Multi-site schemas: lessons from evolving one large system over time

I worked on a large multi-site system where the data model had to evolve as the product grew.

It started out simple, but as always, with progress the demand also grew to something that allowed flexibility.

The progression was:

1. site_id
2. many-to-many relationships
3. scope_id

Each stage solved the limitations of the previous one.

Looking back, I would skip directly to the final model.

---

1. Start simple: site_id

The original model was:

products
- id
- site_id
- name

Queries were simple:

WHERE site_id = ?

In practice, the active site was usually resolved from the request domain.

Examples:

• us.example.com → site 1
• eu.example.com → site 2

So each request enters the system with a current site_id, and that drives filtering, permissions, and configuration.

This model is easy to understand, easy to query, and operationally simple.

---

Where it stopped being enough

Once entities needed selective sharing across sites, site_id became restrictive.

Typical workaround:

site_id = 0

Meaning global.

That handles:

• one site
• all sites

But not:

• site A + B only
• region-specific sharing
• custom groups of sites

---

2. Add relationships: many-to-many

The next idea was relationship tables.

products
- id
- name

product_sites
- product_id
- site_id

Now entities could belong to any set of sites.
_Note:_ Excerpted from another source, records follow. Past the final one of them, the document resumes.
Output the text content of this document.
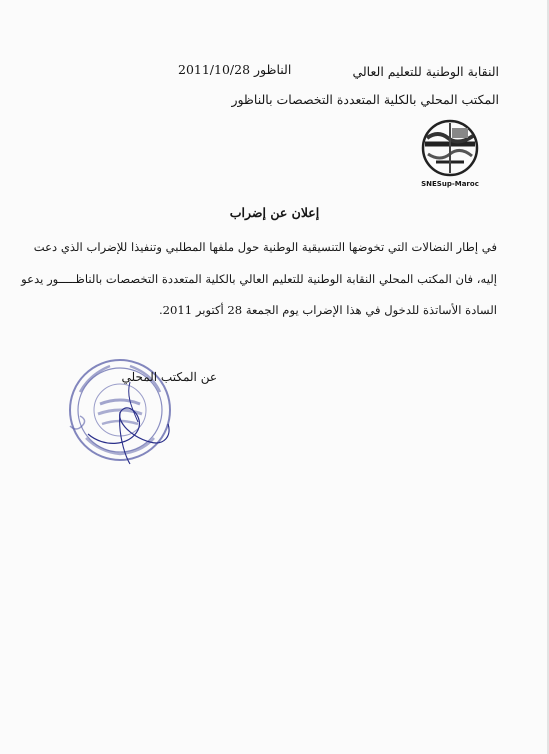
النقابة الوطنية للتعليم العالي
الناظور 2011/10/28
المكتب المحلي بالكلية المتعددة التخصصات بالناظور
SNESup-Maroc
إعلان عن إضراب
في إطار النضالات التي تخوضها التنسيقية الوطنية حول ملفها المطلبي وتنفيذا للإضراب الذي دعت
إليه، فان المكتب المحلي النقابة الوطنية للتعليم العالي بالكلية المتعددة التخصصات بالناظـــــور يدعو
السادة الأساتذة للدخول في هذا الإضراب يوم الجمعة 28 أكتوبر 2011.
عن المكتب المحلي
That solved the sharing problem.

---

Why I turned away from this approach

Only some data benefits from many-to-many visibility.

Examples:

Good candidates:

• products
• templates
• assets

Poor candidates:

• orders
• logs
• analytics events
• transactions

So the system would be using two patterns:

WHERE site_id = ?

and

JOIN product_sites ...

That inconsistency spreads over time.

Different repositories, query builders, exports, reports, and jobs all need to know which model applies.

---

3. The real requirement was visibility

The actual question most features were asking was not:

Which site owns this?

It was:

Which sites can access this?

That is a visibility problem.

Visibility is naturally represented as a reusable set.

---

4. Introduce scope_id

Instead of attaching sites directly to every entity, entities reference a scope.

- id
- scope_id
- name

scopes
- id
- hash

scope_members
- scope_id
- site_id

With:

scope_id = 0

Reserved for global visibility.

---

What a scope represents

Examples:

• 0 → visible everywhere
• scope 12 → site [1]
• scope 27 → sites [1,2,5]

The entity only stores visibility.

No direct ownership rules. No per-entity join tables.

---

5. Why this improved the system

The biggest benefit was consistency.

Reads normalize to one pattern:

WHERE scope_id IN (0, ...)

Where the allowed scopes for the active site are resolved once and cached.

That means:

• one read model
• no switching between joins and direct filters
• no special handling for global records
• simpler shared infrastructure code

---

6. Writes become explicit

Visibility is assigned intentionally:

scope_id = Scope::forSite(1);

scope_id = Scope::forSites([1,2,5]);

scope_id = 0;

That centralizes the logic into one helper layer.

---

7. Why duplication becomes expensive

A common workaround for multi-region systems is cloning records into each site.

That seems fine initially.

Later it creates ongoing problems:

• global identifiers
• syncing edits across copies
• partial overrides
• having to worry about the source of truth
• larger data size that could directly affect performance
• rollout coordination

At scale, managing copies becomes harder than managing access.

A shared entity with scoped visibility avoids most of that.

One identity, multiple sites.

---

8. What I would do now

If I were building this again, I would start with scope_id.

It is close enough to site_id in simplicity:

scope_id = Scope::forSite(1)

But it avoids the later refactor when sharing becomes necessary.

Single-site behavior still works naturally.

Shared visibility is already built in.

Global visibility already exists.

There is little benefit in starting with a narrower model if the broader one carries almost no real penalty.

---

Final thought

The strongest argument for scope_id is not just flexibility.

It is that it handles:

• isolated sites
• shared entities
• global entities
• future growth

using one consistent model.

If a design solves today’s requirements and tomorrow’s likely requirements without meaningful tradeoffs, it is usually the better starting point.